Educating Omand - Year 2: Top Five





In an effort to further her musical education, Susan Omand has been set "homework" of listening to albums released after the 1980s that she has missed out on. Now the year is at an end, she picks her Top Five...



See the full list of #EducatingOmand: Year 2 albums here



I’ve really enjoyed this year’s Educating Omand challenge, it has really taken me out of my comfort zone and given me lots to think about. The challenge this year was to not “shut down” when I hit something that I just didn’t get on with (there were a few) and I had to try to explain WHY I didn’t like it, which made me analyse it a lot more indepth than just dismissing it as a nope. This in turn has given me a new appreciation for the construction of a lot of rock/metal songs, not just liking (or not) the overall work, as there were so many tracks that I found a lot more interesting once I had mentally stripped out the vocal layer. Yeah, I guess I’m still not over the RAAAAAR thing, I can’t understand what is enjoyable about it and so that part of me pretty much didn’t get educated. But a lot of metal is very orchestral in its makeup, just with different instruments.

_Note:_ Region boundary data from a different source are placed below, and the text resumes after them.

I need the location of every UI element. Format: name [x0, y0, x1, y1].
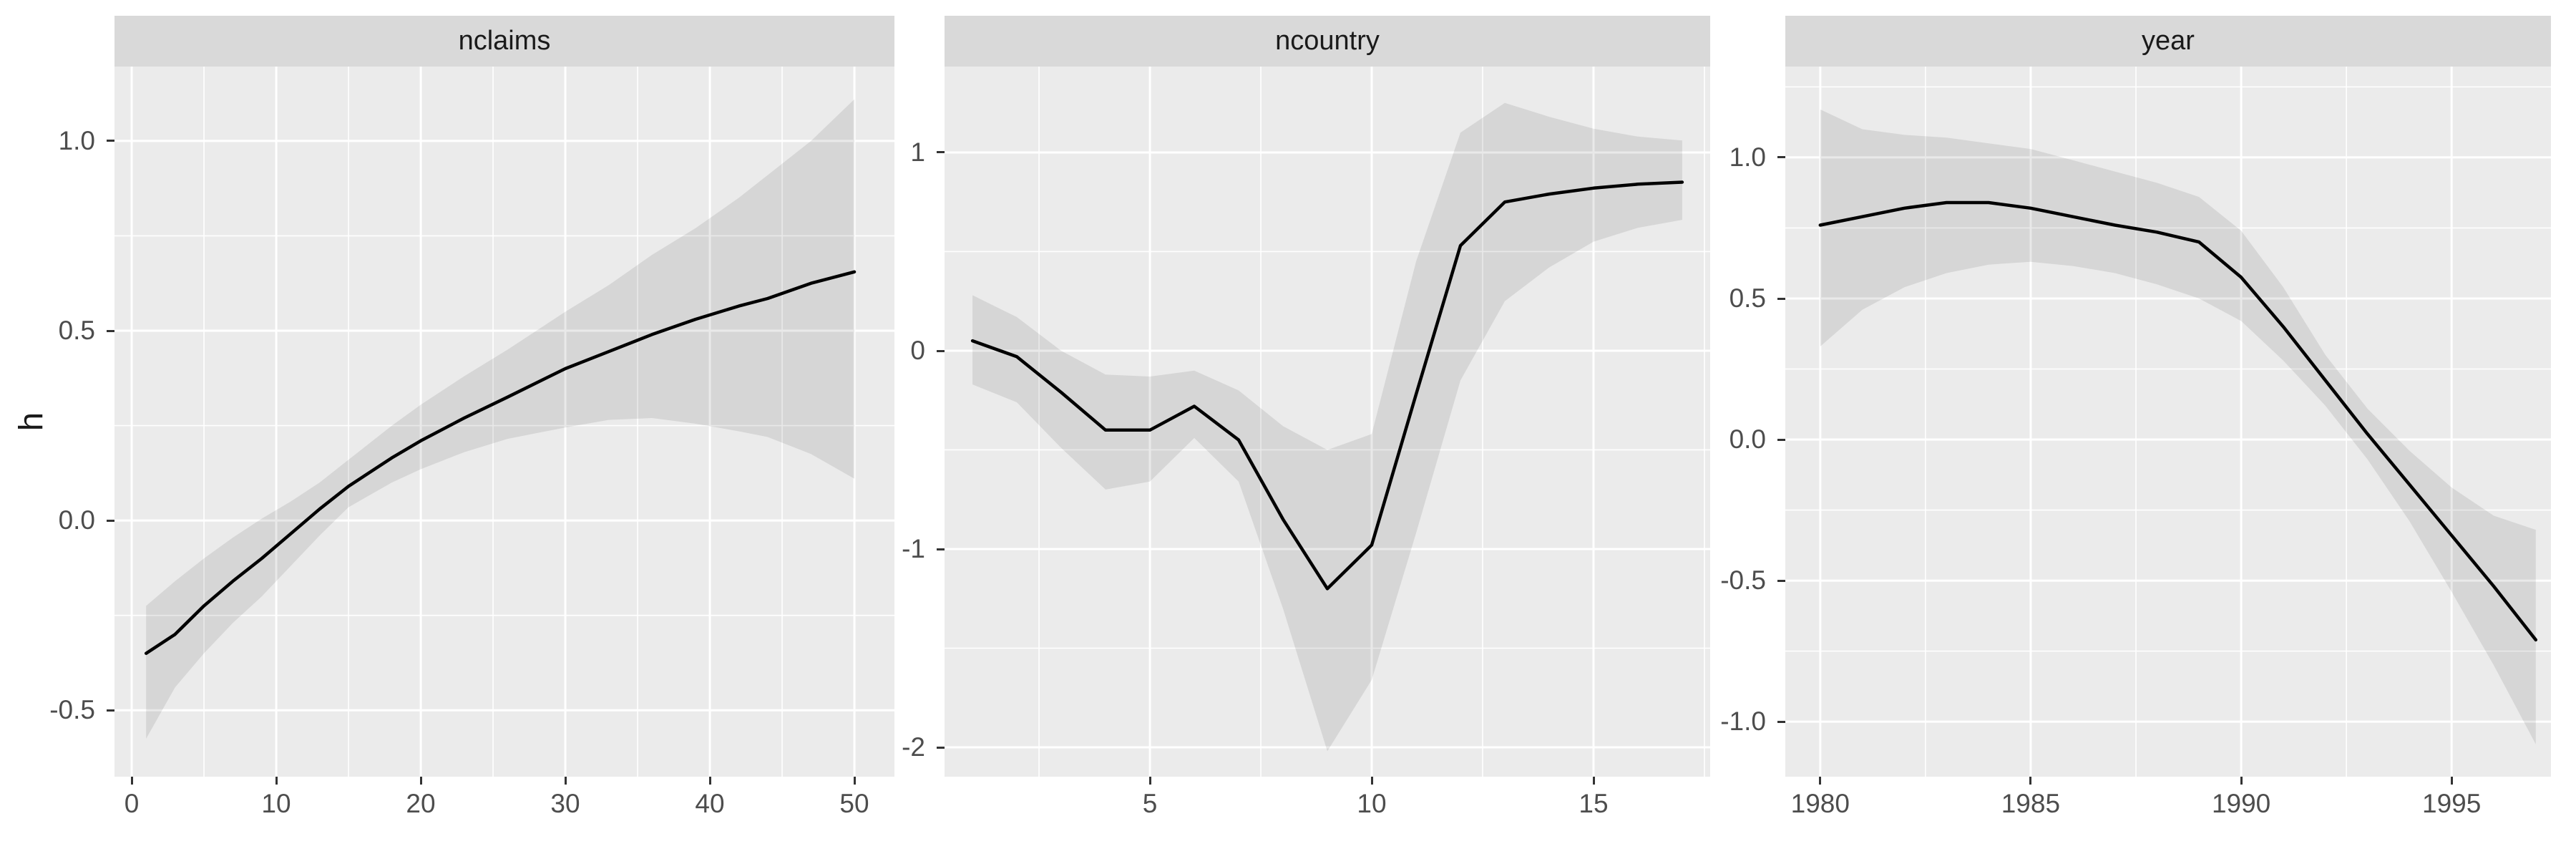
- x-tick-label: 50: [839, 789, 869, 818]
- x-tick-label: 5: [1142, 789, 1158, 818]
- y-axis-tick: [1777, 297, 1785, 300]
- x-tick-label: 10: [261, 789, 291, 818]
- y-axis-tick: [937, 151, 945, 154]
- y-axis-tick: [1777, 156, 1785, 159]
- y-axis-tick: [937, 746, 945, 749]
- x-axis-tick: [419, 777, 422, 785]
- y-axis-tick: [107, 709, 114, 712]
- facet-strip-year: year: [1785, 16, 2551, 67]
- y-tick-label: 0.5: [58, 316, 95, 345]
- y-tick-label: 1.0: [1729, 142, 1766, 172]
- y-axis-tick: [1777, 720, 1785, 723]
- x-axis-tick: [2450, 777, 2453, 785]
- x-tick-label: 1980: [1790, 789, 1850, 818]
- y-axis-tick: [937, 349, 945, 352]
- x-tick-label: 15: [1579, 789, 1609, 818]
- y-tick-label: -1: [902, 534, 925, 563]
- x-axis-tick: [1819, 777, 1822, 785]
- x-axis-tick: [130, 777, 133, 785]
- y-axis-tick: [1777, 438, 1785, 441]
- y-axis-tick: [107, 140, 114, 142]
- y-tick-label: -0.5: [1720, 566, 1766, 596]
- y-tick-label: 0.0: [1729, 424, 1766, 454]
- x-axis-tick: [853, 777, 856, 785]
- y-tick-label: -1.0: [1720, 707, 1766, 737]
- y-tick-label: 0.0: [58, 505, 95, 535]
- facet-panel-year: [1785, 67, 2551, 777]
- x-tick-label: 1990: [2211, 789, 2271, 818]
- facet-panel-ncountry: [945, 67, 1710, 777]
- x-axis-tick: [2029, 777, 2032, 785]
- x-axis-tick: [275, 777, 278, 785]
- facet-strip-nclaims: nclaims: [114, 16, 894, 67]
- facet-strip-ncountry: ncountry: [945, 16, 1710, 67]
- y-axis-tick: [937, 548, 945, 550]
- y-tick-label: -0.5: [49, 695, 95, 725]
- x-tick-label: 1995: [2422, 789, 2482, 818]
- y-tick-label: 1.0: [58, 125, 95, 155]
- x-axis-tick: [1148, 777, 1151, 785]
- x-tick-label: 0: [124, 789, 140, 818]
- y-tick-label: 0: [910, 336, 925, 365]
- x-axis-tick: [564, 777, 567, 785]
- x-tick-label: 20: [406, 789, 436, 818]
- x-tick-label: 30: [550, 789, 580, 818]
- y-axis-tick: [107, 329, 114, 332]
- x-tick-label: 40: [695, 789, 725, 818]
- x-axis-tick: [1370, 777, 1373, 785]
- x-axis-tick: [1592, 777, 1595, 785]
- confidence-band-nclaims: [146, 99, 854, 739]
- facet-panel-nclaims: [114, 67, 894, 777]
- y-axis-tick: [1777, 579, 1785, 582]
- y-axis-tick: [107, 519, 114, 522]
- x-axis-tick: [708, 777, 711, 785]
- x-tick-label: 10: [1357, 789, 1387, 818]
- y-axis-title: h: [11, 412, 50, 432]
- y-tick-label: -2: [902, 732, 925, 762]
- smooth-line-year: [1818, 200, 2538, 642]
- confidence-band-ncountry: [972, 102, 1682, 752]
- smooth-line-nclaims: [144, 270, 857, 655]
- smooth-line-ncountry: [970, 180, 1684, 591]
- x-axis-tick: [2240, 777, 2243, 785]
- y-tick-label: 1: [910, 137, 925, 167]
- y-tick-label: 0.5: [1729, 283, 1766, 313]
- x-tick-label: 1985: [2001, 789, 2061, 818]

A lot of it has strict tempo, thanks to the concentration on bass and percussion, and many songs have almost symphonic “movements” or sections or even stories to be told a la opera. It’s a far more complex area of music than I ever gave it credit to before when, apart from one or two classic metal bands, the rest was “just noise.” More than that though, it has also rekindled my interest in classical music because I know there is so much out there that I haven’t tried and I need to keep going with the “out of the comfort zone” thing and keep challenging my ear and my musical brain.



So thank you to this year’s tutor Mr Ames, both for educating me this year; for introducing me to some fantastic new-to-me bands that had heretofore totally passed me by as well as putting up with me dissing some of his very favourite albums in the process (sorry!)

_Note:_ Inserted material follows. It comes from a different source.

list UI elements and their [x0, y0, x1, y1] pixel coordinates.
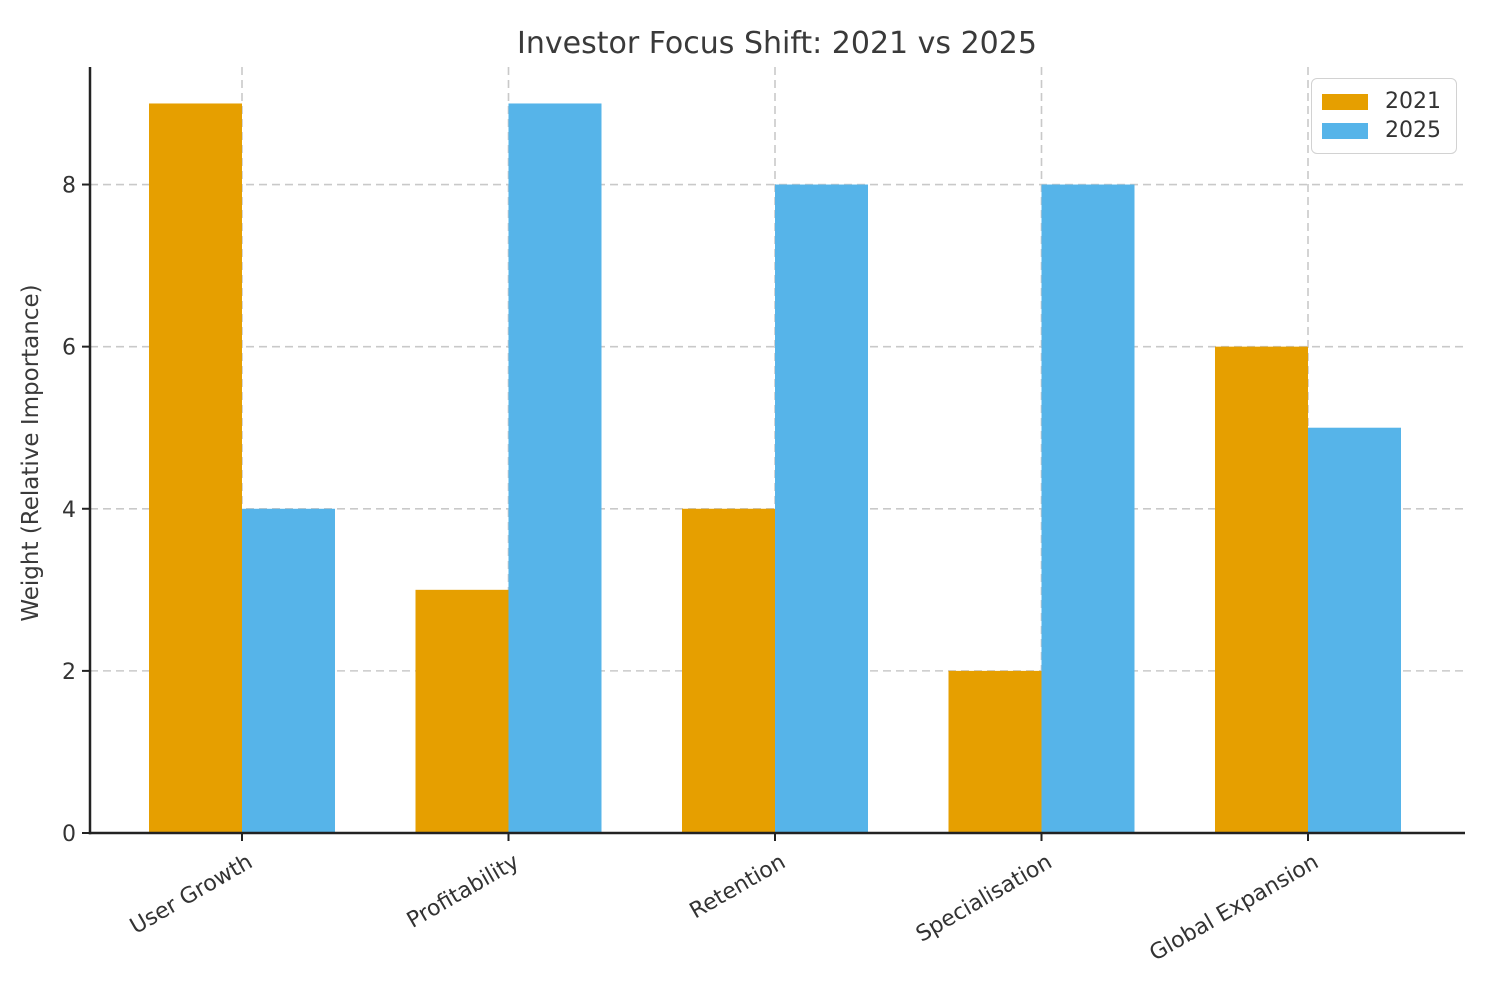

Now, before I get to my top five Year Two albums, an honorable mention must go to Deftones’ album Diamond Eyes, purely for the one track, Prince, the bassline of which still makes me go all inappropriate and has to be my favourite single track of the whole list.



But on to the list proper, in reverse order, as always. It took a LOT of narrowing down this year, with four out of the five jostling for position several times before I decided on the order, however the number one slot had been decided ever since I first heard the album and it has been a regular on my playlist ever since. You can read my full review of each album by clicking on the band-name but I’ve also chosen a quote from each review which, I think, sums up the album for me.





5 Chiodos - Illuminaudio



“There is a lot going on with changes in tone from sweeping synth to thrash metal to ambient noise, leading to a very unsettling feeling but in a good way.”








4 Periphery – Periphery 2



“am I educated by listening to Periphery? Oh, hell yes. Along with being mightily impressed, slightly confused, more than a little spooked and absolutely, utterly enthralled.”









3 – The Dear Hunter – The Lake South, The River North



“it’s sometimes hard to believe that they come from the mind of one man but in other ways it fits so well together that it could ONLY have come from a single creator”









2 Coheed and Cambria – Good Apollo, I'm Burning Star IV, Volume One: From Fear Through the Eyes of Madness



“It’s not often that new (to me) music will make me stop whatever I’m doing and physically sit down between the speakers of the hi-fi and just… listen. This album is one of those.”









1 – Thank You Scientist – Maps of Non-Existent Places



“If jazz metal isn’t a genre it should be because that’s the only way I can describe this.”